"Well, I've never had full use of my left hand."
"And how long has this been going on?"
"Um, my whole life."
The PA looked up from his papers to make sure he had heard correctly. I tried to think about how to explain that I knew it wasn't normal for someone to not see a doctor for something major like this until they were an adult, but instead I just started giggling. And the more the PA acted like it was totally normal, the harder I laughed. When he examined my two hands compared to each other and remarked that I was missing at least two major muscles in my palm, I totally fell apart. I know it isn't that funny. Really, I do, but I've said it before I'm a delicate flower of emotions. Finally, he asked why I was deciding to come in now after all this time. I stopped laughing and gave a very serious answer. "Well, I've been lifting weights pretty seriously for a couple of years now," (this is true, but I said it in a meat head voice so it would be funny and not weird) "And my right arm is starting to get seriously ripped, but I can only do like 3 pull ups, I should be able to do 9 or 10." (this was a joke so I continued the meat head voice.) The PA didn't even crack a smile, so I started giggling again.
After about 15 minutes of the PA taking x-rays, bringing in an actual doctor, and then finally a hand specialist, I received a diagnosis. "This is a minor case of what we call hypoplastic thumb, it is a birth defect that can be repaired with surgery. I don't actually do that surgery. You will have to go to a pediatric hand surgeon for that, because people usually have this problem taken care of when they are children." You would be proud to hear that I didn't laugh when she was talking, even when she emphasized the words 'when they are child-a-ren,' the way David Spade does when he is speaking to a mor-on. Don't worry though, things got funny again, when the PA came back in. He gave me a piece of paper, one it was a list of people that could build me some kind of contraption that I could wear on my left hand, so that I could "go on to have a full and happy life," his words not mine. He even gave me the address of a special cross-fit gym that helped veterans who had lost limbs in the war and could definitely help a special case like mine.
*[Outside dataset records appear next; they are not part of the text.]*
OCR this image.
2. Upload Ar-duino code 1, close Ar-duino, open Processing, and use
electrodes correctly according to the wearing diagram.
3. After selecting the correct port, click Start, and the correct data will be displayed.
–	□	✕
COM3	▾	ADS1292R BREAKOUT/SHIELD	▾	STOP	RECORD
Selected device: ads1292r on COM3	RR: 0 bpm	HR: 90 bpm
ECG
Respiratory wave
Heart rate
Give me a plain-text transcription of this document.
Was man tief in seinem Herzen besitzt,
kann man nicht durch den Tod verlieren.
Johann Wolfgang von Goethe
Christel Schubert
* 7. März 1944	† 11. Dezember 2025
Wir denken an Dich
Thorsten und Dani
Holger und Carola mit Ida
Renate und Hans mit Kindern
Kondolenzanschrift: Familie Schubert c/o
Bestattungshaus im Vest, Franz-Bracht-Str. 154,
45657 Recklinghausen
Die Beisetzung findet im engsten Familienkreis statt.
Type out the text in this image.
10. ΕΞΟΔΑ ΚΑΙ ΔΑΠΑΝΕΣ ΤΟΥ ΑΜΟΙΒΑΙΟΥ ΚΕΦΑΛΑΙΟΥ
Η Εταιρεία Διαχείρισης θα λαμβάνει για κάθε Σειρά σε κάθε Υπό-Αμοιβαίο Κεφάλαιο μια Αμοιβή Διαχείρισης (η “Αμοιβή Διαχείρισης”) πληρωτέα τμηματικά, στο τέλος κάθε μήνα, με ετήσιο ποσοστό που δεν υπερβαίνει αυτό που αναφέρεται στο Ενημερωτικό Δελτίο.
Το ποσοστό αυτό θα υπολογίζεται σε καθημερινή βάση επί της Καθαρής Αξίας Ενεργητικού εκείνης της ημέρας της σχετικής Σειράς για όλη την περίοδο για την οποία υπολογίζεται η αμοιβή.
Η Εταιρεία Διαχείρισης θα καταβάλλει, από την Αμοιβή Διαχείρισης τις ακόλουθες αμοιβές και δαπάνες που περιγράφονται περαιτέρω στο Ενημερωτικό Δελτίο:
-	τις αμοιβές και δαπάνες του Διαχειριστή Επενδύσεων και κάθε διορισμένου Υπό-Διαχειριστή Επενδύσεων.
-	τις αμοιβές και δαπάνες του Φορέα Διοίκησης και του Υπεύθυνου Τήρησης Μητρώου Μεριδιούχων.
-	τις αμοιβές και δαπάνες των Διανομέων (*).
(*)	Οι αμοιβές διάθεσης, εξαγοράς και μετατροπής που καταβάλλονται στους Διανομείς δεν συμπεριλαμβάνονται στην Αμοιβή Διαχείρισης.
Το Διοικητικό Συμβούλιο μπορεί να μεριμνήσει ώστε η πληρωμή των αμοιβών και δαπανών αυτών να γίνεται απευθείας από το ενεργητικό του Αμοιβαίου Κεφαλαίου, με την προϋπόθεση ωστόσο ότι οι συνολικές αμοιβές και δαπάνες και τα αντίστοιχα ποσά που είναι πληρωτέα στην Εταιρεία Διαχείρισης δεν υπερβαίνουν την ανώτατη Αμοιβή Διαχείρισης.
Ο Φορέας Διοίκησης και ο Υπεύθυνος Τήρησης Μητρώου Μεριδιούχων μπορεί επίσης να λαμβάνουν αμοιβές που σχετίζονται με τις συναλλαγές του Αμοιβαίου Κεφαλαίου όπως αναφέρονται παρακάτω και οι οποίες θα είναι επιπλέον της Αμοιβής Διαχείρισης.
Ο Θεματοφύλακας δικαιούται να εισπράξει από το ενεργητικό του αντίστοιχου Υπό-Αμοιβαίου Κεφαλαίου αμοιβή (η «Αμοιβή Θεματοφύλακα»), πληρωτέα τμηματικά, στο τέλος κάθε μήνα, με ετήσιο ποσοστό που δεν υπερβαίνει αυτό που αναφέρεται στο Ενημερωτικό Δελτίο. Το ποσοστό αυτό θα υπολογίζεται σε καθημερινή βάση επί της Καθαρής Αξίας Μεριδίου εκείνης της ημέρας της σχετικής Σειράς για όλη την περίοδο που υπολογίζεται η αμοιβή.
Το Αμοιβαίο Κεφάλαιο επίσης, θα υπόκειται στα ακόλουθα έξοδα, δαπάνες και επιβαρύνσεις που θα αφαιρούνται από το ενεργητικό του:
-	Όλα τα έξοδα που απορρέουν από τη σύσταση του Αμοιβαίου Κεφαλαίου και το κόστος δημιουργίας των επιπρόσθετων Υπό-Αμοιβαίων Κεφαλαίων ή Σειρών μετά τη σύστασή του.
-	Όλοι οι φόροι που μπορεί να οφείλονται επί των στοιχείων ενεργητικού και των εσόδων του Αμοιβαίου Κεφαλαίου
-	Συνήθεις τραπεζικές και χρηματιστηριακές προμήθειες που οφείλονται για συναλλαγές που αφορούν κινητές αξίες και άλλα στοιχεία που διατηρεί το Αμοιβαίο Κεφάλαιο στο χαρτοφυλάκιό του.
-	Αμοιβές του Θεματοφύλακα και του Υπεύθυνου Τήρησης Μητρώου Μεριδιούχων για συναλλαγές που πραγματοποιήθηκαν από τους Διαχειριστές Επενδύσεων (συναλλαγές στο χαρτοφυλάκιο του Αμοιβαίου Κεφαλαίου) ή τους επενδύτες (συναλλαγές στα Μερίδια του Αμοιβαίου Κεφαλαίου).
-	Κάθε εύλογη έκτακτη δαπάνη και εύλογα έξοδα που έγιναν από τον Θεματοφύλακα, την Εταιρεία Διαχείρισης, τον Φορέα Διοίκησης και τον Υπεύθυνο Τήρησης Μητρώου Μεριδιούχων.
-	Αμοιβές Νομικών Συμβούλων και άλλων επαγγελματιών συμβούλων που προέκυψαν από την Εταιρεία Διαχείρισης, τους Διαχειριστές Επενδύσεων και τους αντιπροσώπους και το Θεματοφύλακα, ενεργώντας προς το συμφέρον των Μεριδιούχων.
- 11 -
Despite all the laughing, I left the doctor feeling crestfallen. I was hoping that they would give me some sort of solution to my problem, like some exercises I could do to strengthen my muscles, muscles that don't even exist. Stupid hypo-plastic thumb.
Now here is the part where I give advice. When you receive a new and unfamiliar diagnosis from the doctor, don't run home and google it. It won't cheer you up at all. I know that seems like witch science, but you're gonna have to roll with me on this one.
Well, here is what a quick google of the words 'hypoplastic thumb' yielded. These are the least disturbing pics I could find.
A moderate case, mine is mild.
And the most famous case. A baby hand is a close relative of the hypoplastic thumb.
As I type this lengthy post, I realize that no one really cares about my thumb. I learned that lesson shortly after my doctor visit, I tried to tell a few people about my new diagnosis, but I bored everyone I told. Even my parents, I emailed them in Australia. My dad responded with, "I googled it, you got off easy. " And mom replied, "Treasure your individuality, miss bologna thumb!" Those are real responses. So if you see me, it would make me feel really special if you asked to see my deformed left hand and oooohed and ahhhed over it for a few seconds. Don't be grossed out, just amused, and ask a few questions, not too many, just a few, and then don't stare at it after. Ah, never mind, just ignore it.